Ia bergantung pada kegelapan selama belasan tahun, dan bertemu dengan Sasuke karena gaya hidup kelelawarnya. Semua baik-baik saja, karena Sasuke; personifikasi malam dan kegelapan, menerima keadaannya. Hingga,
Naruto melirik tempat tidur ditengah ruangan. Lebih spesifik kepada satu penghuninya.
Sasuke mungkin lelah.
Ragu-ragu, Naruto meraih tirai kain tebal berwarna kecoklatan didepannya. Menyingkapnya sedikit sehingga cahaya mentari pukul sembilan merasuki kamar mereka.
Jemarinya bergetar ketika dengan perlahan ia menyodorkan tangannya pada cahaya.
Tak terjadi apapun. Naruto mengerutkan alisnya. Tak terjadi apapun. Apa yang membuatnya takut akan matahari?
Naruto membiarkan jemarinya tersentuh sinar. Ia memperhatikan jari-jarinya yang berwarna T—
Naruto menarik tangannya dari cahaya dan kembali menutup tirainya dengan gerakan cepat.
"Naruto?" Sasuke mengerutkan kening dengan mata tertutup. Ia baru bangun dari tidurnya.
Hening.

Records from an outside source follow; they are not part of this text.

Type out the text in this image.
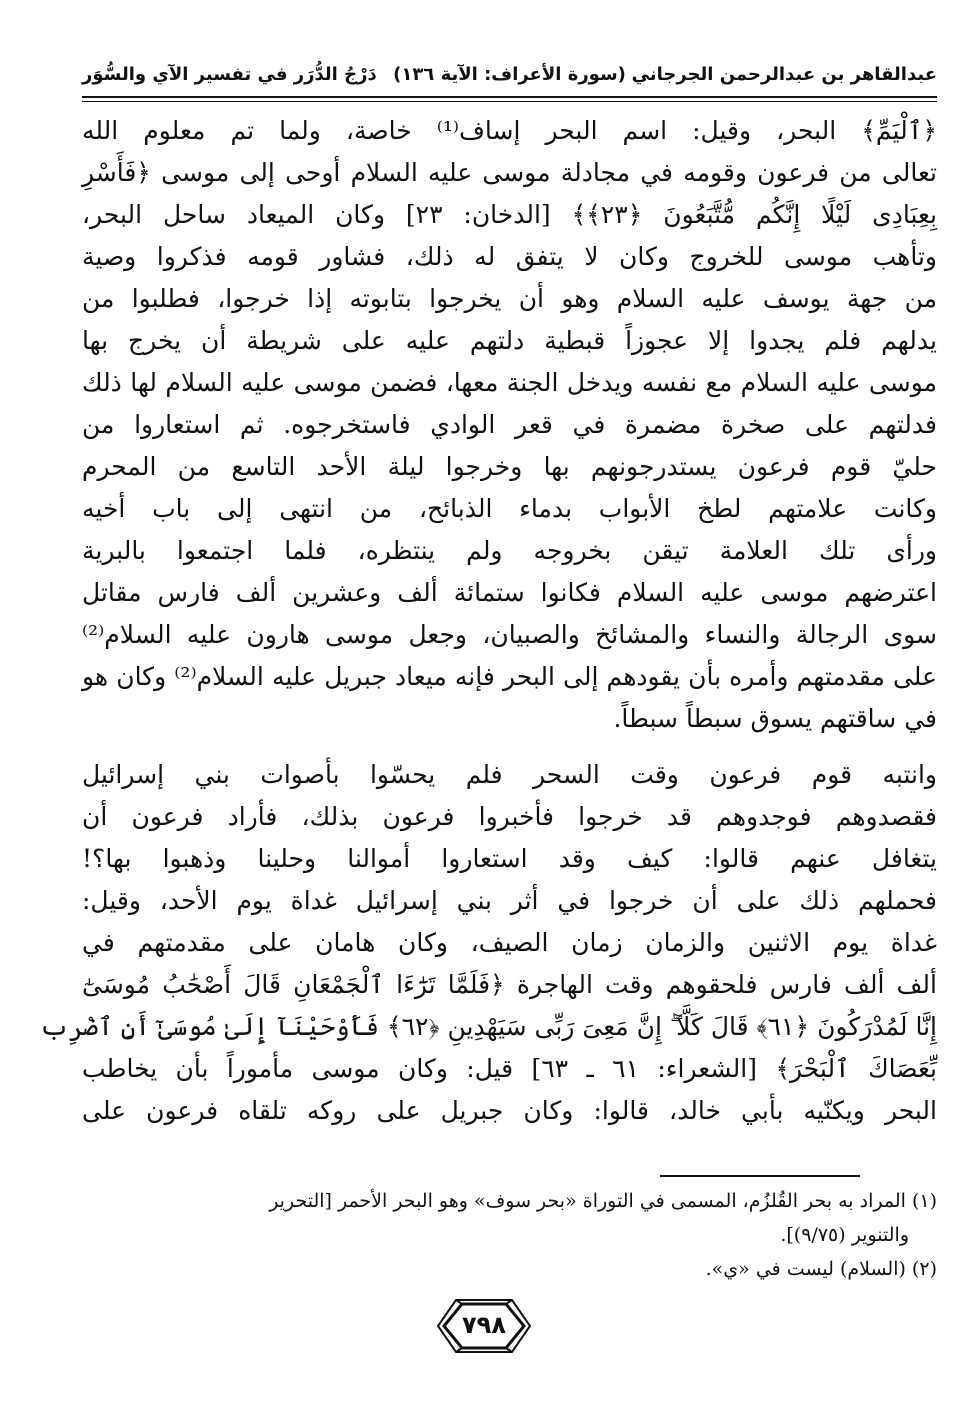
عبدالقاهر بن عبدالرحمن الجرجاني
(سورة الأعراف: الآية ١٣٦)
دَرْجُ الدُّرَر في تفسير الآي والسُّوَر
﴿ٱلْيَمِّ﴾ البحر، وقيل: اسم البحر إساف⁽¹⁾ خاصة، ولما تم معلوم الله
تعالى من فرعون وقومه في مجادلة موسى عليه السلام أوحى إلى موسى ﴿فَأَسْرِ
بِعِبَادِى لَيْلًا إِنَّكُم مُّتَّبَعُونَ ﴿٢٣﴾﴾ [الدخان: ٢٣] وكان الميعاد ساحل البحر،
وتأهب موسى للخروج وكان لا يتفق له ذلك، فشاور قومه فذكروا وصية
من جهة يوسف عليه السلام وهو أن يخرجوا بتابوته إذا خرجوا، فطلبوا من
يدلهم فلم يجدوا إلا عجوزاً قبطية دلتهم عليه على شريطة أن يخرج بها
موسى عليه السلام مع نفسه ويدخل الجنة معها، فضمن موسى عليه السلام لها ذلك
فدلتهم على صخرة مضمرة في قعر الوادي فاستخرجوه. ثم استعاروا من
حليّ قوم فرعون يستدرجونهم بها وخرجوا ليلة الأحد التاسع من المحرم
وكانت علامتهم لطخ الأبواب بدماء الذبائح، من انتهى إلى باب أخيه
ورأى تلك العلامة تيقن بخروجه ولم ينتظره، فلما اجتمعوا بالبرية
اعترضهم موسى عليه السلام فكانوا ستمائة ألف وعشرين ألف فارس مقاتل
سوى الرجالة والنساء والمشائخ والصبيان، وجعل موسى هارون عليه السلام⁽²⁾
على مقدمتهم وأمره بأن يقودهم إلى البحر فإنه ميعاد جبريل عليه السلام⁽²⁾ وكان هو
في ساقتهم يسوق سبطاً سبطاً.
وانتبه قوم فرعون وقت السحر فلم يحسّوا بأصوات بني إسرائيل
فقصدوهم فوجدوهم قد خرجوا فأخبروا فرعون بذلك، فأراد فرعون أن
يتغافل عنهم قالوا: كيف وقد استعاروا أموالنا وحلينا وذهبوا بها؟!
فحملهم ذلك على أن خرجوا في أثر بني إسرائيل غداة يوم الأحد، وقيل:
غداة يوم الاثنين والزمان زمان الصيف، وكان هامان على مقدمتهم في
ألف ألف فارس فلحقوهم وقت الهاجرة ﴿فَلَمَّا تَرَٰٓءَا ٱلْجَمْعَانِ قَالَ أَصْحَٰبُ مُوسَىٰٓ
إِنَّا لَمُدْرَكُونَ ﴿٦١﴾ قَالَ كَلَّآ ۖ إِنَّ مَعِىَ رَبِّى سَيَهْدِينِ ﴿٦٢﴾ فَأَوْحَيْنَآ إِلَىٰ مُوسَىٰٓ أَنِ ٱضْرِب
بِّعَصَاكَ ٱلْبَحْرَ﴾ [الشعراء: ٦١ ـ ٦٣] قيل: وكان موسى مأموراً بأن يخاطب
البحر ويكنّيه بأبي خالد، قالوا: وكان جبريل على روكه تلقاه فرعون على
(١) المراد به بحر القُلزُم، المسمى في التوراة «بحر سوف» وهو البحر الأحمر [التحرير
والتنوير (٩/٧٥)].
(٢) (السلام) ليست في «ي».
٧٩٨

Belasan detik berlalu.
"Kita kencan malam ini." Ujar Sasuke pada akhirnya. Pemuda itu menarik kembali selimutnya.
Maksud hati ingin melanjutkan tidur dengan kehangatan penuh dari selimut, yang didapat Sasuke adalah beban berat di daerah perutnya.
Sasuke membuka matanya dan mendapati Naruto duduk tepat diatas perutnya. Keteguhan, keyakinan dan kepercayaan diri yang biasa terpancarkan irisnya kini terganti dengan kebingungan.
"Dobe?"
Tak ada tanggapan.
"Naruto?" Sasuke menahan posisi Naruto ketika ia mengubah posisinya; duduk dan bersandar.
Ia mengusap pipi dengan tiga garis demi mendapatkan perhatian dari pemuda pirang tersebut.
"Naruto." Ulangnya pelan. Mendapat respon berupa pelukan erat dari Naruto. Sasuke membalas pelukan yang didapatnya.
Sesuatu terjadi. Sasuke paham akan hal tersebut. Sialnya, permainan truth or dare yang mereka lakukan mungkin memiliki andil yang besar.
Astaga Sasuke. Sejak kapan kau mendengarkan pendapat orang lain dengan mengorbankan Naruto?
"Naruto, kita kencan malam ini." Sasuke mencium pipi Naruto dengan lembut.
Persetan dengan dare yang dipilih Naruto. Persetan dengan headlines tak berbobot yang dibuat media. Persetan dengan status sialan yang seenaknya disematkan padanya.
Untuknya, Naruto dengan senyuman cerah yang biasanya lebih menghangatkan dibandingkan berdiri dibawah paparan matahari yang sesungguhnya.
-TBC-
Ah, demi semangat dari kesayanganku, aku ngebut merealisasikan ide yang sempat mampet-mampet.